FRANKFURT (Reuters) - Germany's accountancy watchdog has denied blame for failing to spot problems at collapsed payments firm Wirecard WDIG.DE, the latest in a string of agencies to shirk responsibility following the country's biggest accounting scandal.
The implosion of what was seen as a German success story once worth $28 billion has caused major embarrassment with experts and politicians criticising what they see as a hands-off approach on the part of the authorities.
Wirecard filed for insolvency last week owing creditors almost $4 billion after disclosing a 1.9 billion euro ($2.1 billion) hole in its accounts that its auditor EY said was the result of a sophisticated global fraud.
Allegations of fraud at Wirecard had been doing the rounds for years though German prosecutors focused on investigating the investors and journalists who had highlighted irregularities rather than the company.
As a financial technology firm, albeit one that owned a bank, Wirecard was long considered as being in a grey area when it came to traditional banking supervision - and that ambiguity is being seized on by various authorities to shift the blame.
Germany’s financial regulator BaFin has been quick to say that central banks also had a say in how Wirecard was supervised while the company’s home state of Bavaria has said it was not responsible either because Wirecard was not a financial firm.
Following allegations of fraud in a report published in 2016, the authorities twice discussed whether to tighten supervision of Wirecard but took no action.

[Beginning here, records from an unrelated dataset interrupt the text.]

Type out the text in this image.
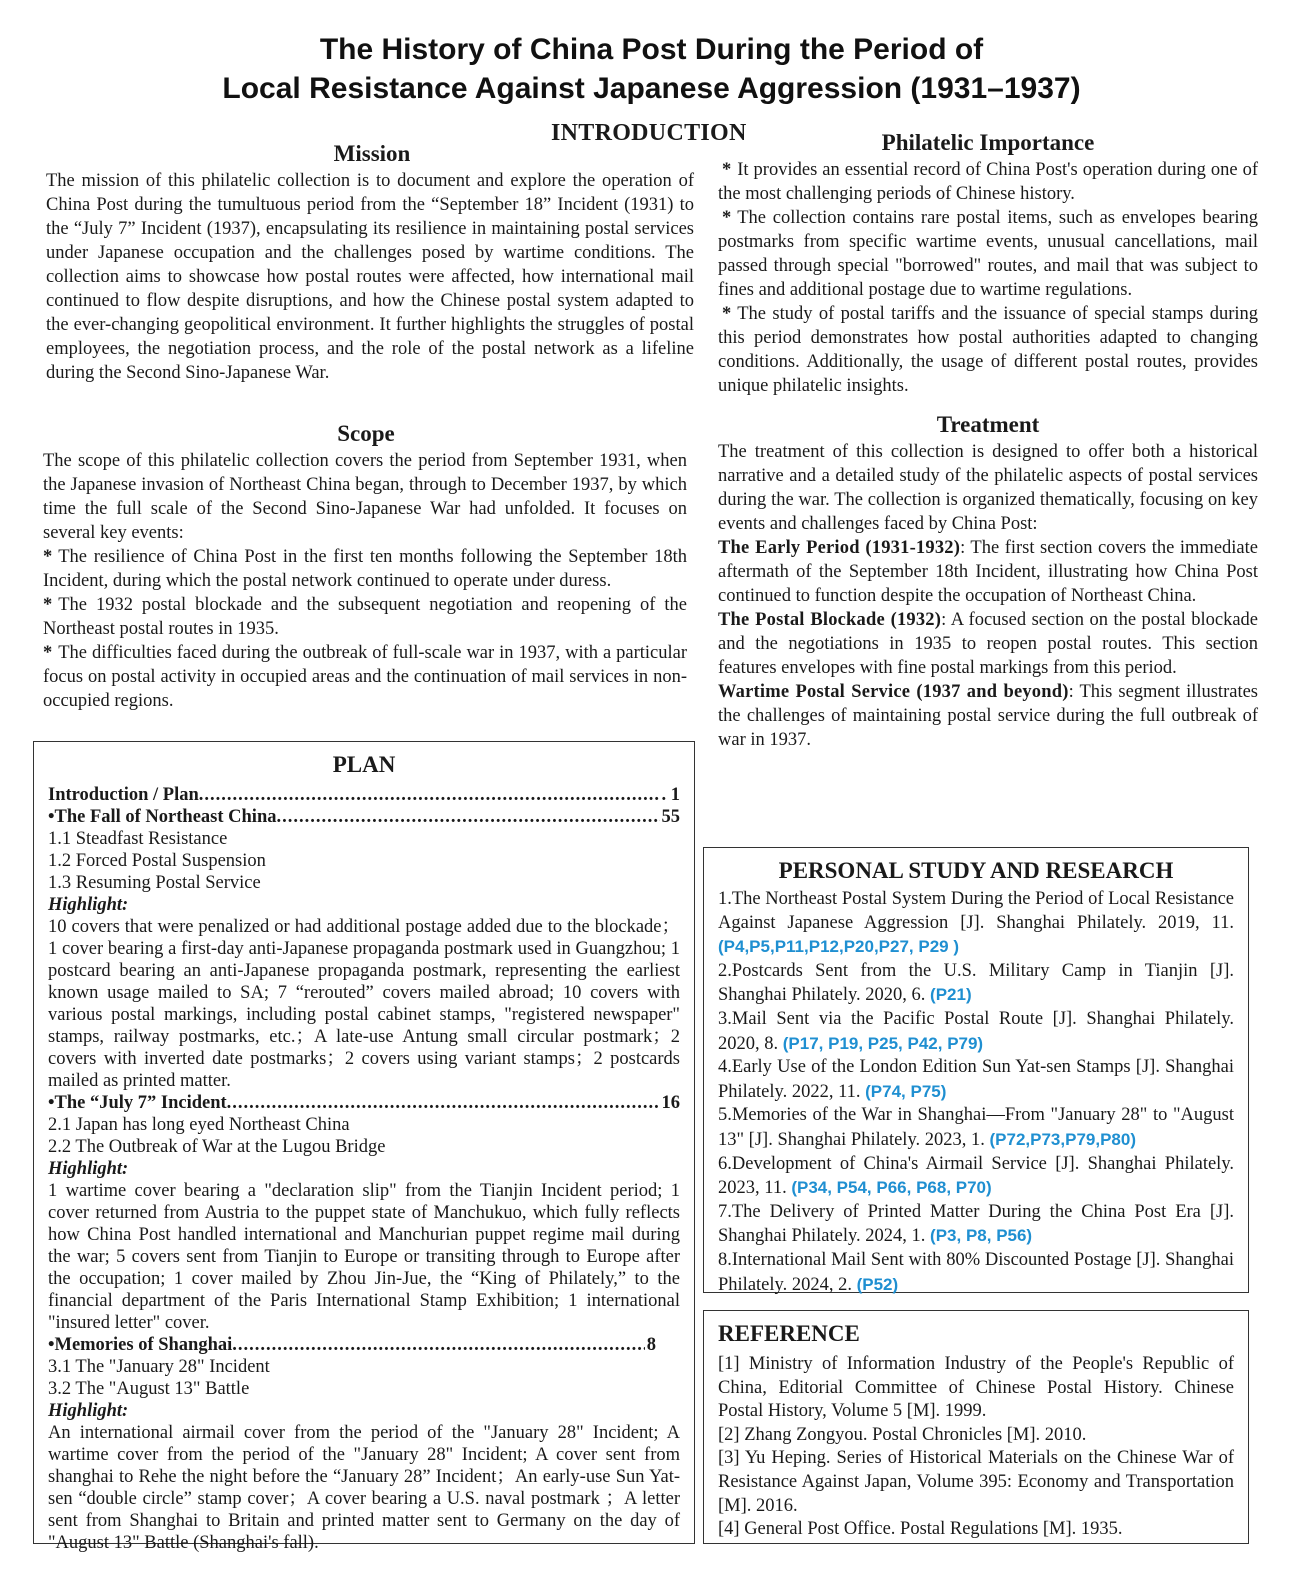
The History of China Post During the Period of
Local Resistance Against Japanese Aggression (1931–1937)
INTRODUCTION
Mission

The mission of this philatelic collection is to document and explore the operation of China Post during the tumultuous period from the “September 18” Incident (1931) to the “July 7” Incident (1937), encapsulating its resilience in maintaining postal services under Japanese occupation and the challenges posed by wartime conditions. The collection aims to showcase how postal routes were affected, how international mail continued to flow despite disruptions, and how the Chinese postal system adapted to the ever-changing geopolitical environment. It further highlights the struggles of postal employees, the negotiation process, and the role of the postal network as a lifeline during the Second Sino-Japanese War.

Scope

The scope of this philatelic collection covers the period from September 1931, when the Japanese invasion of Northeast China began, through to December 1937, by which time the full scale of the Second Sino-Japanese War had unfolded. It focuses on several key events:

* The resilience of China Post in the first ten months following the September 18th Incident, during which the postal network continued to operate under duress.

* The 1932 postal blockade and the subsequent negotiation and reopening of the Northeast postal routes in 1935.

* The difficulties faced during the outbreak of full-scale war in 1937, with a particular focus on postal activity in occupied areas and the continuation of mail services in non-occupied regions.

Philatelic Importance

* It provides an essential record of China Post's operation during one of the most challenging periods of Chinese history.

* The collection contains rare postal items, such as envelopes bearing postmarks from specific wartime events, unusual cancellations, mail passed through special "borrowed" routes, and mail that was subject to fines and additional postage due to wartime regulations.

* The study of postal tariffs and the issuance of special stamps during this period demonstrates how postal authorities adapted to changing conditions. Additionally, the usage of different postal routes, provides unique philatelic insights.

Treatment

The treatment of this collection is designed to offer both a historical narrative and a detailed study of the philatelic aspects of postal services during the war. The collection is organized thematically, focusing on key events and challenges faced by China Post:

The Early Period (1931-1932): The first section covers the immediate aftermath of the September 18th Incident, illustrating how China Post continued to function despite the occupation of Northeast China.

The Postal Blockade (1932): A focused section on the postal blockade and the negotiations in 1935 to reopen postal routes. This section features envelopes with fine postal markings from this period.

Wartime Postal Service (1937 and beyond): This segment illustrates the challenges of maintaining postal service during the full outbreak of war in 1937.

PLAN
Introduction / Plan .....	. 1
•The Fall of Northeast China .....	55

1.1 Steadfast Resistance

1.2 Forced Postal Suspension

1.3 Resuming Postal Service

Highlight:

10 covers that were penalized or had additional postage added due to the blockade；1 cover bearing a first-day anti-Japanese propaganda postmark used in Guangzhou; 1 postcard bearing an anti-Japanese propaganda postmark, representing the earliest known usage mailed to SA; 7 “rerouted” covers mailed abroad; 10 covers with various postal markings, including postal cabinet stamps, "registered newspaper" stamps, railway postmarks, etc.；A late-use Antung small circular postmark；2 covers with inverted date postmarks；2 covers using variant stamps；2 postcards mailed as printed matter.

•The “July 7” Incident .....	16

2.1 Japan has long eyed Northeast China

2.2 The Outbreak of War at the Lugou Bridge

Highlight:

1 wartime cover bearing a "declaration slip" from the Tianjin Incident period; 1 cover returned from Austria to the puppet state of Manchukuo, which fully reflects how China Post handled international and Manchurian puppet regime mail during the war; 5 covers sent from Tianjin to Europe or transiting through to Europe after the occupation; 1 cover mailed by Zhou Jin-Jue, the “King of Philately,” to the financial department of the Paris International Stamp Exhibition; 1 international "insured letter" cover.

•Memories of Shanghai .....	8

3.1 The "January 28" Incident

3.2 The "August 13" Battle

Highlight:

An international airmail cover from the period of the "January 28" Incident; A wartime cover from the period of the "January 28" Incident; A cover sent from shanghai to Rehe the night before the “January 28” Incident；An early-use Sun Yat-sen “double circle” stamp cover；A cover bearing a U.S. naval postmark ；A letter sent from Shanghai to Britain and printed matter sent to Germany on the day of "August 13" Battle (Shanghai's fall).

PERSONAL STUDY AND RESEARCH

1.The Northeast Postal System During the Period of Local Resistance Against Japanese Aggression [J]. Shanghai Philately. 2019, 11. (P4,P5,P11,P12,P20,P27, P29 )

2.Postcards Sent from the U.S. Military Camp in Tianjin [J]. Shanghai Philately. 2020, 6. (P21)

3.Mail Sent via the Pacific Postal Route [J]. Shanghai Philately. 2020, 8. (P17, P19, P25, P42, P79)

4.Early Use of the London Edition Sun Yat-sen Stamps [J]. Shanghai Philately. 2022, 11. (P74, P75)

5.Memories of the War in Shanghai—From "January 28" to "August 13" [J]. Shanghai Philately. 2023, 1. (P72,P73,P79,P80)

6.Development of China's Airmail Service [J]. Shanghai Philately. 2023, 11. (P34, P54, P66, P68, P70)

7.The Delivery of Printed Matter During the China Post Era [J]. Shanghai Philately. 2024, 1. (P3, P8, P56)

8.International Mail Sent with 80% Discounted Postage [J]. Shanghai Philately. 2024, 2. (P52)

REFERENCE

[1] Ministry of Information Industry of the People's Republic of China, Editorial Committee of Chinese Postal History. Chinese Postal History, Volume 5 [M]. 1999.

[2] Zhang Zongyou. Postal Chronicles [M]. 2010.

[3] Yu Heping. Series of Historical Materials on the Chinese War of Resistance Against Japan, Volume 395: Economy and Transportation [M]. 2016.

[4] General Post Office. Postal Regulations [M]. 1935.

Early last year, BaFin also asked Germany’s accounting watchdog - the privately-owned Financial Reporting Enforcement Panel (FREP) - to examine Wirecard’s accounts, but the report had yet to be delivered by the time the company collapsed.
“Tracking down accounting fraud and investigations are not part of our tasks,” FREP said in a statement late on Wednesday, arguing that its powers were limited and state agencies such as prosecutors had greater clout.
‘PACK A PUNCH’
FREP, whose stated mission is to examine the accounts of public companies to contribute to truthful and transparent accounting, said it had investigated Wirecard as fast as possible and regularly informed BaFin of progress.
FREP, which has 14 employees to cover 550 publicly listed companies, assigned one staff member to examine Wirecard’s accounts, a person familiar with the matter told Reuters.
Germany has since said it will cancel its contract with the watchdog.
In a FREP brochure published in 2015, a BaFin official, Elisabeth Roegele, applauded the cooperation between the bodies as allowing Germany to “pack a punch” in Europe. “BaFin is the German voice of enforcement,” she wrote.
Bavaria’s local government, which monitors financial companies to prevent money laundering, said it wasn’t in charge of keeping tabs on Wirecard as it did not fit the definition of a financial company, a spokeswoman said.
Prosecutors in Munich have also rejected criticism they were slow to look at Wirecard, saying they started to investigate recently, as soon as they had evidence of wrongdoing.
Matthew Earl, who bet on a fall in Wirecard’s shares and co-authored a 2016 report that alleged fraud, criticised the response of the German authorities.
“BaFin’s approach was to go after the critics,” said Earl. “There is a much more grown up approach in the United States or Britain. The regulators are more open minded. On the continent in Europe, they are more parochial.”
EY meanwhile, which has been heavily criticised after auditing Wirecard’s accounts for a decade, said it had been duped by the company: “Even the most robust ... audit procedures may not uncover a collusive fraud.”